US Congress lawmakers held out the threat of seeking a criminal investigation of Amazon, saying they are giving the tech giant a "final chance" to correct previous testimony by executives on its competition practices.

The action, coming in a letter to Amazon President and CEO Andy Jassy, marks an escalation in a bipartisan battle against Amazon by the House Judiciary Committee panel that has investigated the market dominance of Big Tech. The lawmakers are giving Amazon until November 1 to "correct the record" and provide new documents and evidence.

The Wall Street Journal had reported then that Amazon used sensitive, confidential information about sellers on its marketplace, their products and transactions to develop its own competing products. An Amazon executive denied such a practice in statements at a subcommittee hearing in July 2019, saying the company has a formal policy against it.

The letter said the antitrust subcommittee was considering referring the case to the Justice Department for criminal investigation, as it accused Amazon of at least misleading Congress and possibly outright lying. The letter cites recent media reports detailing Amazon's alleged practice of undercutting the businesses that sell on its platform by making knock-offs, or very similar products, and boosting their presence on the site.

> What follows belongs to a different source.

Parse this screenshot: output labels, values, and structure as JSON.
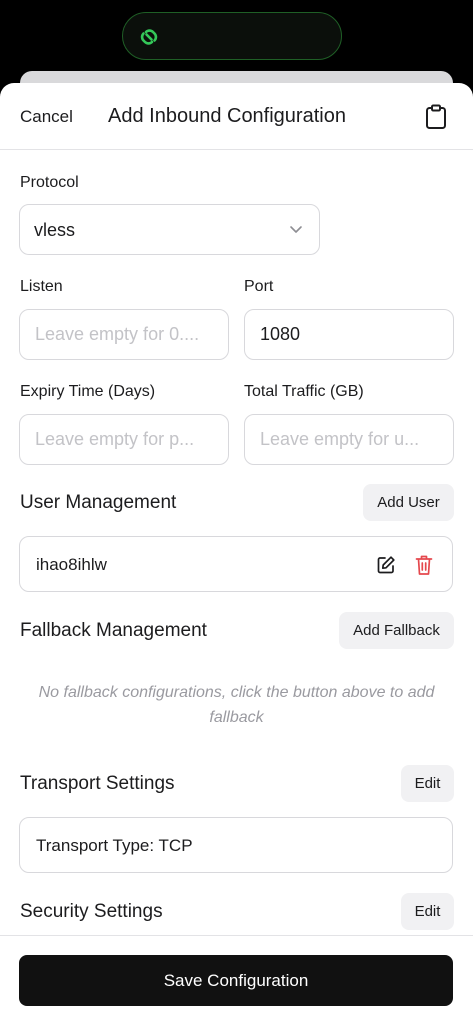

The reports directly contradict sworn testimony of Amazon executives and other statements to Congress, the letter says. It was signed by Judiciary Committee Chairman Jerrold Nadler, D-N.Y., and the Democratic and Republican leaders of the antitrust panel.

"We strongly encourage you to make use of this opportunity to correct the record and provide the Committee with sworn, truthful and accurate responses to this request as we consider whether a referral of this matter to the Department of Justice for criminal investigation is appropriate," the letter said.

Jassy took over the top position at Seattle-based Amazon from founder Jeff Bezos in July.

Amazon denied that its executives had misled the panel in their testimony.